Hormel Foods to Pay $550,000 in Back Wages and Will Hire 37 Women to Resolve Violations Of Executive Order 11246

Friday, December 23, 2016
Hormel Foods Corp. has agreed to hire 37 women with retroactive seniority and pay $550,000 in back wages to 403 female job applicants denied entry-level production positions at its Fremont hog-processing facility. The global food manufacturer’s action resolves U.S. Department of Labor findings that the company – a large federal contractor – discriminated in hiring against women in violation of Executive Order 11246.

The department’s Office of Federal Contract Compliance Programs found Hormel’s selection practices discriminated against qualified female applicants for production positions from February 2008 to February 2009. In a scheduled compliance review, OFCCP also found that the company failed to keep required records related to its hiring practices. While not admitting liability, Hormel agreed to a settlement resolving these findings.

A previous review of Jennie-O Turkey Stores, Inc., a wholly owned subsidiary of Hormel Foods, resulted in a settlement on June 15, 2016 in which Jennie-O agreed to hire 53 women and pay $491,861 in back wages to 339 female applicants denied entry-level jobs at its Willmar, Minnesota, turkey processing plant.

Since the current review began, Hormel and its subsidiaries have received federal contracts as a food supplier to the U.S. departments of Agriculture and Defense. The company produces meat and poultry items – including frozen, refrigerated and shelf-stable products – distributed throughout the country. The Fremont facility processes hogs for various Hormel products.

Based in Austin, Minnesota, Hormel Foods Corp. is a multinational manufacturer and marketer of food and meat products for consumers globally. The company has 14 main manufacturing facilities in the U.S. and 20,000 employees worldwide. Its subsidiaries’ products are sold under the Applegate, Cytosport, Dan’s Prize, Farmer John, Hormel Foods International, Jennie-O and MegaMax Foods brands.

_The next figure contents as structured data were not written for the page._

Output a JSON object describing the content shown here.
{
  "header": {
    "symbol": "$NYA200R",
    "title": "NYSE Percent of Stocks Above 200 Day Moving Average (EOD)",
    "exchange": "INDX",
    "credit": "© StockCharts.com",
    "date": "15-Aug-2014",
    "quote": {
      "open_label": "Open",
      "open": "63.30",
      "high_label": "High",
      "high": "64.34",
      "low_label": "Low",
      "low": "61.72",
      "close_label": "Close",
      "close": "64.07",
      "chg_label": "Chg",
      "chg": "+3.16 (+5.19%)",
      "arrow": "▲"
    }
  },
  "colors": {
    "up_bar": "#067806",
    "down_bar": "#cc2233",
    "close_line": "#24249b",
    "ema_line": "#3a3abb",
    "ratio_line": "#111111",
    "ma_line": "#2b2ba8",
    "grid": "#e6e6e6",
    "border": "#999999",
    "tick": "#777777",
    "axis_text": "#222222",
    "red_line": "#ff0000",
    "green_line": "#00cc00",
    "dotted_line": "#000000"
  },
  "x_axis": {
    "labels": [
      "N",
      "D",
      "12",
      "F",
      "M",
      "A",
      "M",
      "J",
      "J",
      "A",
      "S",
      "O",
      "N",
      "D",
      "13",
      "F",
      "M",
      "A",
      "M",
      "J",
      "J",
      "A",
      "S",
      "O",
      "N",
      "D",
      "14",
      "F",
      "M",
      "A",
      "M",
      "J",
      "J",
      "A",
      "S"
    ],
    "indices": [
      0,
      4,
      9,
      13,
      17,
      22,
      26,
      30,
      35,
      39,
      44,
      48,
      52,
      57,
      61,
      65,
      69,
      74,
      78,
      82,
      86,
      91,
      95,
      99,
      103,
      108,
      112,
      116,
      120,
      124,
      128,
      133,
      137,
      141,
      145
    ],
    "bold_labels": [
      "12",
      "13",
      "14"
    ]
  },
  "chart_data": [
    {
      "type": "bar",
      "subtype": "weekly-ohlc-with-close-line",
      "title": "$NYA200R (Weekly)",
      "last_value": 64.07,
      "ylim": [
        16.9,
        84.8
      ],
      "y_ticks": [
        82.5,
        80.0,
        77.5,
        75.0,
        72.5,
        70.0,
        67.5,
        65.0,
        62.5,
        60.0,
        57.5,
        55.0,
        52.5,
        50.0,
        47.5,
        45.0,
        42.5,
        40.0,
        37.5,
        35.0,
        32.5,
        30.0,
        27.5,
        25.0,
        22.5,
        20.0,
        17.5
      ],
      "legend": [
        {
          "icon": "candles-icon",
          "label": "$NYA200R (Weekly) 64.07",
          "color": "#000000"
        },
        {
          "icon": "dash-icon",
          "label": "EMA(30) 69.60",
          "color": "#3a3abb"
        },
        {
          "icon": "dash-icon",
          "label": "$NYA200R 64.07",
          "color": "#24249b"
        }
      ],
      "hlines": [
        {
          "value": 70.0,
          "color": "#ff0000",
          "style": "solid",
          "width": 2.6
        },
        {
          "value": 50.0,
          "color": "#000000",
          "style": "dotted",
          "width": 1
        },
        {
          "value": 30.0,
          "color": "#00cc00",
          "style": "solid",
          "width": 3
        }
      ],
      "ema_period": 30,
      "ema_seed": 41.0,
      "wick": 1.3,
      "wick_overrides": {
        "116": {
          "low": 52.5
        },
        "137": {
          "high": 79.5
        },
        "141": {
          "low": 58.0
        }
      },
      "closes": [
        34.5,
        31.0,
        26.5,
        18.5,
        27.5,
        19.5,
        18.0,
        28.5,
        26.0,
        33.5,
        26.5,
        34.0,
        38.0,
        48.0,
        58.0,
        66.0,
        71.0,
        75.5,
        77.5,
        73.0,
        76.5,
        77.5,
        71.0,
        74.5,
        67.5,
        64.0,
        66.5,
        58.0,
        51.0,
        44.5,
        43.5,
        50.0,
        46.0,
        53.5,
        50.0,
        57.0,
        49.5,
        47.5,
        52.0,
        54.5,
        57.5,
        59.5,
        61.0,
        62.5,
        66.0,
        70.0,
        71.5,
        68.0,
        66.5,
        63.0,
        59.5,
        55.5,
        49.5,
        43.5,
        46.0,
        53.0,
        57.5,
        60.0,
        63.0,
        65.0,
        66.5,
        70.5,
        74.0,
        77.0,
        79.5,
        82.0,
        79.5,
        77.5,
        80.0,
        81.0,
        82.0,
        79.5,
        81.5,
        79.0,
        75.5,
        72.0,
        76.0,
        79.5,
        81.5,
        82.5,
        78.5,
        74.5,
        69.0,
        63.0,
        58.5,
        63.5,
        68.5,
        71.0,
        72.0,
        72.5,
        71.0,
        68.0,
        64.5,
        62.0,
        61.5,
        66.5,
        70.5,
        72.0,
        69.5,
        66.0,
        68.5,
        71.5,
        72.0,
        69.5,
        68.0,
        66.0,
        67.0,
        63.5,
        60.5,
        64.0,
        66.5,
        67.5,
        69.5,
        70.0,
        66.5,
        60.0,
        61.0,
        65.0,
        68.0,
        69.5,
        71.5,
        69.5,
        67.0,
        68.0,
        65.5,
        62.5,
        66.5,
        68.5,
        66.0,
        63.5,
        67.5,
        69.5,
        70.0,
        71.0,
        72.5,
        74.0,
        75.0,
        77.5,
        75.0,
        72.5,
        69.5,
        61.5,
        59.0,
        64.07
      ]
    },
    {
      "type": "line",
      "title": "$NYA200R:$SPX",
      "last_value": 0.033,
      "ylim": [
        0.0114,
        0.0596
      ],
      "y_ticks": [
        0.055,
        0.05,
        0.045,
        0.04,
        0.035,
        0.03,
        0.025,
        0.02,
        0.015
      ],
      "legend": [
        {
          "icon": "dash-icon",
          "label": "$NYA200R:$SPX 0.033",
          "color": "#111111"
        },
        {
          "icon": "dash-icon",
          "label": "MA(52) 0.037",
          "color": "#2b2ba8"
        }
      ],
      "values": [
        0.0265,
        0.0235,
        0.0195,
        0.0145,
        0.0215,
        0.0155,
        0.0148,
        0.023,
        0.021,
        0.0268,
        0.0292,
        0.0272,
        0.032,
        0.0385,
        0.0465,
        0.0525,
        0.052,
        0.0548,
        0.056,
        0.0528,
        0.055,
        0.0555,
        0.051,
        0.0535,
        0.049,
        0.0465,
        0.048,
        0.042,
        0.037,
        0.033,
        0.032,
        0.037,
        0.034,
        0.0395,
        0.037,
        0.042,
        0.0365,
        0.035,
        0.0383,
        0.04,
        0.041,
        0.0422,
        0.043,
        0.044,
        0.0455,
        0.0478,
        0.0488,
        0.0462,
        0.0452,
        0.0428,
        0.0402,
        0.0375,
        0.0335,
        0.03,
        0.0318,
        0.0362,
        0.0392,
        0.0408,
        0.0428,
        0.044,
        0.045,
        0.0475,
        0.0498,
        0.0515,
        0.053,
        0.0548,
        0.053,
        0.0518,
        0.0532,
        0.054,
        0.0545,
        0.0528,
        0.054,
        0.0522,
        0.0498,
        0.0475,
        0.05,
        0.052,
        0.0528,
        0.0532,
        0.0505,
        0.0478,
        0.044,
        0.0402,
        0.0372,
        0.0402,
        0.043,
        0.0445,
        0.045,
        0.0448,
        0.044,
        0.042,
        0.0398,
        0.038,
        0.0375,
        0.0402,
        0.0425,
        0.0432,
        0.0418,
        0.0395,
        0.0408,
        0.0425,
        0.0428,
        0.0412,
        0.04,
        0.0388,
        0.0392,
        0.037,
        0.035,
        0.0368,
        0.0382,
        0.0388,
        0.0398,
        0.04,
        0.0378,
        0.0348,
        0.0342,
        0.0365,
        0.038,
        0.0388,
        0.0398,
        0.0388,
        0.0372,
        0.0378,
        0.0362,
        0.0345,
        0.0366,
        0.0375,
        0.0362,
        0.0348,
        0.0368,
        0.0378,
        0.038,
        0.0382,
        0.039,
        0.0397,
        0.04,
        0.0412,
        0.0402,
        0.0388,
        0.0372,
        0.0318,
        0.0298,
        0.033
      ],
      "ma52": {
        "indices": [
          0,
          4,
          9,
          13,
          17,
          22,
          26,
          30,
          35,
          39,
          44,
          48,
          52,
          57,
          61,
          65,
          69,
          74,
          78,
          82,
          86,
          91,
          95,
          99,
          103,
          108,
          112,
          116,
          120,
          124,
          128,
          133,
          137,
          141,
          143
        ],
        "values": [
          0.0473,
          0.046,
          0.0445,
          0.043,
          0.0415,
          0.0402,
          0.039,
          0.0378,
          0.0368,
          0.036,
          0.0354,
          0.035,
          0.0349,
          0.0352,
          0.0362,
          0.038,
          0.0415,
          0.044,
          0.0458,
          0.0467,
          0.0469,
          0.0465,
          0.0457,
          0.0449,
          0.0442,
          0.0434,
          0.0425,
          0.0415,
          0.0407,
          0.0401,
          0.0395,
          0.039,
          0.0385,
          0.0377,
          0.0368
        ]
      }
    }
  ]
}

In addition to Executive Order 11246, OFCCP enforces Section 503 of the Rehabilitation Act of 1973 and the Vietnam Era Veterans’ Readjustment Assistance Act of 1974. These laws, as amended, make it illegal for contractors and subcontractors doing business with the federal government to discriminate in employment because of race, color, religion, sex, sexual orientation, gender identity, national origin, disability or status as a protected veteran. In addition, contractors and subcontractors are prohibited from discriminating against applicants or employees because they have inquired about, discussed or disclosed their compensation or that of others, subject to certain limitations.